A hybrid boundary element‐finite element analysis procedure for fluid flow simulation in fractured rock masses

Abstract

AbstractExtension of numerical techniques to the analysis of fissure flow in three‐dimensional rock masses of realistic complexity and extent constitutes an important facility in civil engineering and resource exploitation practice. Migration velocities of contaminants and fluid discharge will always be higher for a true three‐dimensional network over a two‐dimensional representation in that the effect of critical, out‐of‐plane intersections may be correctly accommodated. Revised direct boundary element formulations are developed that are capable of discretizing individual fissure discs and their intersections with adjacent fissures. Discretization coverage, by definition, is limited to the fissure edges and internal intersections, with this factor alone being a major advantage of the technique over the more conventionally utilized domain methods. Appropriate manipulation of the resulting set of equations is shown to yield a fully populated, positive definite, symmetric tensor representing the geometric conductivity of a single fissure disc.

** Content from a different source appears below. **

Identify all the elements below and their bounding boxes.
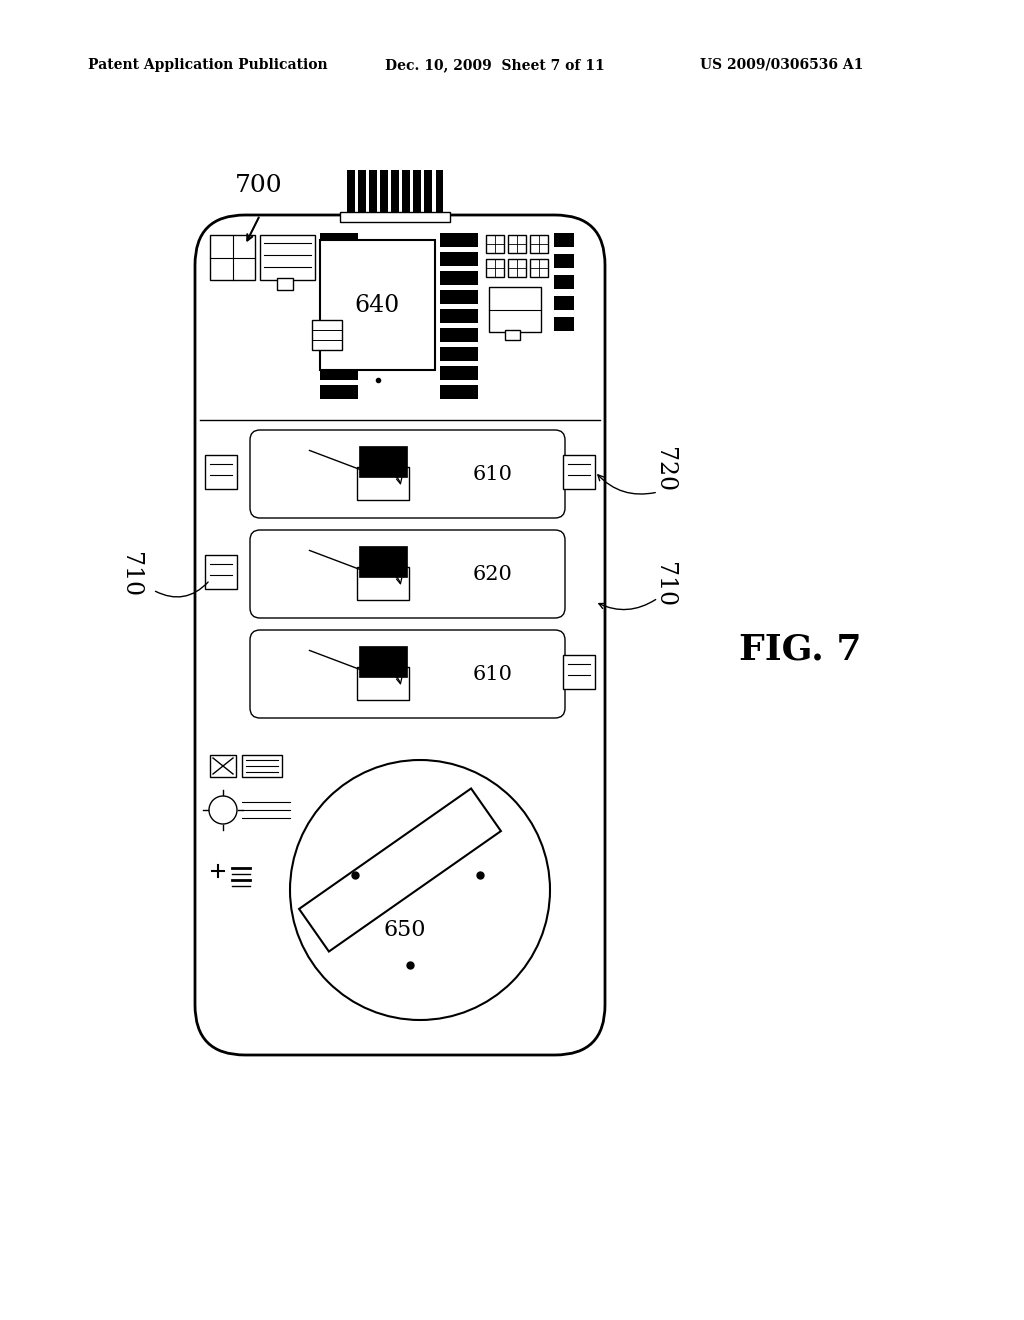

The retained degrees‐of‐freedom for the ‘super element’ are purely in terms of the fissure intersections with a minimum of 1 degree‐of‐freedom required per intersection. Global matrix assembly and solution is accomplished by standard finite element techniques, the global matrix being, in general, sparsely populated. The procedure is ideally suited to micro‐computer solution in that a reduced degree‐of‐freedom system is obtained from a much larger and computationally, intractable system. The advantages of boundary solution procedures are realized with minimal data input requirements and effective representation of high potential gradients. The sparsely populated and symmetric from of the global matrix retains one of the more favourable assets of the secondary finite element formulation.